Distance Learning and Telemedicine Grants: Includes $50 million for Distance Learning and Telemedicine Grants. In November 2019, Virginia received $1.1 million through this program. The funding was awarded to the Appalachian Agency for Senior Citizens, the University of Virginia (UVA), George Mason University, and the Community Memorial Hospital. The Community Memorial Hospital, for example, will use the funds to provide medical services via interactive video conferencing equipment to four sites in Mecklenburg County and will benefit approximately 11,000 residents.
Rural Broadband Grants: Includes $550 million for the ReConnect Pilot Program rural broadband grants, a program established by USDA last year to expand broadband infrastructure and service in rural communities. In the first round of ReConnect Pilot Program investments in 2019, USDA invested nearly 3.8 million in high-speed broadband infrastructure that will create or improve rural e-Connectivity for more than 1,250 rural households, two volunteer fire departments, and four educational facilities in Mecklenburg County.

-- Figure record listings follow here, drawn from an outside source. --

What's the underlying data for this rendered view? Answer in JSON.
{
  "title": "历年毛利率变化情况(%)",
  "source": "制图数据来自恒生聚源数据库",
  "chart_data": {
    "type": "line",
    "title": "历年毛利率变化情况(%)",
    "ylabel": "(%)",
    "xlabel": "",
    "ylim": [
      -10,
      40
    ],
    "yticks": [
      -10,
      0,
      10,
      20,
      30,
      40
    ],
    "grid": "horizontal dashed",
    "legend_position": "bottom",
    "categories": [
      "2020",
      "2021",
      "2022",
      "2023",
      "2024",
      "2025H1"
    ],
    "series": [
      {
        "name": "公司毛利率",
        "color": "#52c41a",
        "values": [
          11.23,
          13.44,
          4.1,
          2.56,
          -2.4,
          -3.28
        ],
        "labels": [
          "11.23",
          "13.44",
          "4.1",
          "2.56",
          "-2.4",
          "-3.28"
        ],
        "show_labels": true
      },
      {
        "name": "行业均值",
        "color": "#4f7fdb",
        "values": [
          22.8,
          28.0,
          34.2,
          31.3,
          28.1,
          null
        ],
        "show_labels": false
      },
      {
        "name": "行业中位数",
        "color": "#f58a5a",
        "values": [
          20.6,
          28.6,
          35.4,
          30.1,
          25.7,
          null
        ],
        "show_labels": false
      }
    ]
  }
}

Tobacco 21: Includes the Tobacco-Free Youth Act introduced by Sen. Kaine and supported by Sen. Warner that would raise the nationwide minimum age to buy all tobacco products, including e-cigarettes, from 18 to 21. Additionally, the bill provides incentives to states to continue inspections and reporting to ensure retailers do not sell tobacco products to those under 21.
Gun Violence Research: Includes $25 million for the Centers for Disease Control (CDC) and the National Institute for Health (NIH) to support firearm injury and mortality prevention research for the first time in 20 years, with the potential to identify interventions to help save lives. The Senators introduced legislation earlier this year to fund firearms safety and gun violence prevention research at the CDC.

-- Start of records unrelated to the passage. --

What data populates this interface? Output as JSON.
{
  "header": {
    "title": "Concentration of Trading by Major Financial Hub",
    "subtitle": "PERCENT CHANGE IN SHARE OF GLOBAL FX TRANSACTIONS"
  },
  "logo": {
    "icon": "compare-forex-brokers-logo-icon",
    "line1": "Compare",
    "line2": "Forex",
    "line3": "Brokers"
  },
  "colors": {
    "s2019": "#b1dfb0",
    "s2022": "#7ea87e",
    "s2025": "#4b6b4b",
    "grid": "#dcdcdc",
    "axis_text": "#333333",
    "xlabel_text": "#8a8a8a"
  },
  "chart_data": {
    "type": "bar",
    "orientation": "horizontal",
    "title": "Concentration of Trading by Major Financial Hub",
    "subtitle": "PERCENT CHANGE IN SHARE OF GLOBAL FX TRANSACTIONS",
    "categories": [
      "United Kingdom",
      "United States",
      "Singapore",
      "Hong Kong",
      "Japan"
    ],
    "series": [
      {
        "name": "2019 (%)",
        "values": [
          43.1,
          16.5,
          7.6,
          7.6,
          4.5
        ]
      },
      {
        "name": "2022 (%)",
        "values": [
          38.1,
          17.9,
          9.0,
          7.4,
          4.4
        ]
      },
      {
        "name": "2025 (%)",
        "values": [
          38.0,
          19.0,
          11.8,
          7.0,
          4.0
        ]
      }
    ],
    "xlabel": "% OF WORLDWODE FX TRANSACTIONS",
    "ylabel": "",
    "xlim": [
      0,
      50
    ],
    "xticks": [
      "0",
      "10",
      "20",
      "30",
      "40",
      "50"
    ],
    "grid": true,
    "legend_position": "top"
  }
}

Miners’ Benefits: The Senators successfully pushed to include a fix for miners’ health care and pensions, which is headed for insolvency due to coal company bankruptcies. This bill will secure the pensions of 92,000 coal miners and protect healthcare benefits for 13,000 miners across the country – that includes hundreds of retirees in Southwest Virginia who were affected by the recent Westmoreland Coal bankruptcy. The bill also extends funding for the Black Lung Disability Trust Fund until the end of 2020 by extending the tax on mining companies that helps fund the program.
Mine Safety and Health Administration (MHSA): Provides $17.18 million for MSHA, which will work to prevent death, illness, and injury from mining and promote safe and healthy workplaces for miners in Virginia. There are approximately 3,000 coal miners employed in Virginia.

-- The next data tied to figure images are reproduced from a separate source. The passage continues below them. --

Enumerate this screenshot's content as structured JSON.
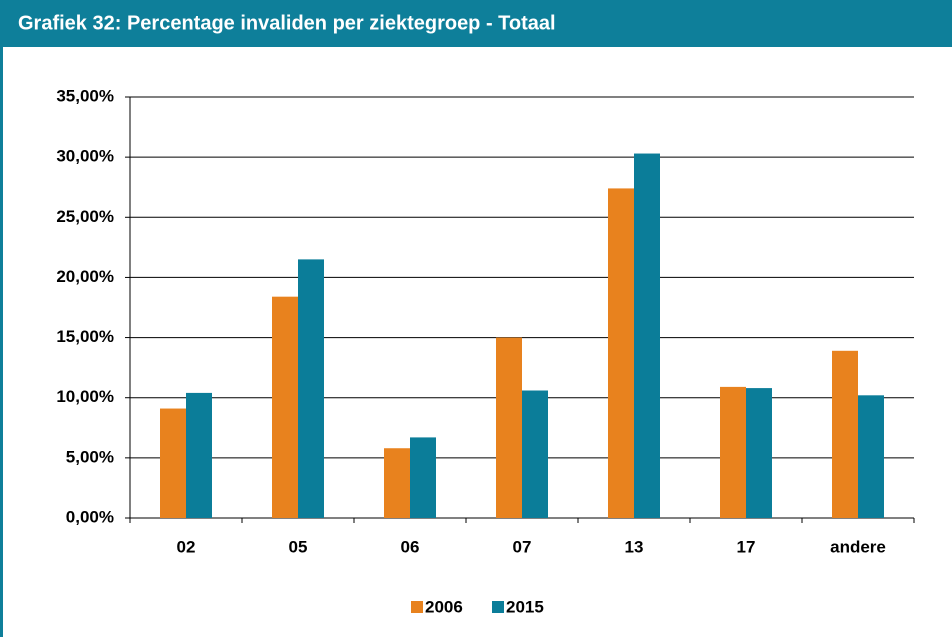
{
  "chart_data": {
    "type": "bar",
    "title": "Grafiek 32: Percentage invaliden per ziektegroep - Totaal",
    "categories": [
      "02",
      "05",
      "06",
      "07",
      "13",
      "17",
      "andere"
    ],
    "series": [
      {
        "name": "2006",
        "color": "#e8821e",
        "values": [
          9.1,
          18.4,
          5.8,
          15.0,
          27.4,
          10.9,
          13.9
        ]
      },
      {
        "name": "2015",
        "color": "#0b7d99",
        "values": [
          10.4,
          21.5,
          6.7,
          10.6,
          30.3,
          10.8,
          10.2
        ]
      }
    ],
    "ylim": [
      0,
      35
    ],
    "yticks": [
      {
        "value": 0,
        "label": "0,00%"
      },
      {
        "value": 5,
        "label": "5,00%"
      },
      {
        "value": 10,
        "label": "10,00%"
      },
      {
        "value": 15,
        "label": "15,00%"
      },
      {
        "value": 20,
        "label": "20,00%"
      },
      {
        "value": 25,
        "label": "25,00%"
      },
      {
        "value": 30,
        "label": "30,00%"
      },
      {
        "value": 35,
        "label": "35,00%"
      }
    ],
    "grid": true,
    "legend": "bottom"
  }
}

Appalachian Regional Commission: Includes $175 million for the Appalachian Regional Commission (ARC), an increase of $10 million over FY 2019. Last fiscal year, ARC supported 32 projects in Virginia totaling $8.2 million in federal investment. This investment has been matched by nearly $20.5 million in state, local, and private investments. This funding helped create and retain 950 jobs in the region last year.
Richmond International Airport Reimbursement: The Senators successfully pushed for the inclusion of $40 million in federal funds to help reimburse airports that purchased security screening equipment following the 9/11 terrorist attacks. Richmond International Airport spent almost $4 million in 2005 to protect passenger safety and was promised federal reimbursement, which it has yet to fully receive. The airport is expected to receive $734,314 from this tranche of funds, bringing total reimbursement to date to $2,386,522, more than halfway to the $4 million the airport was owed.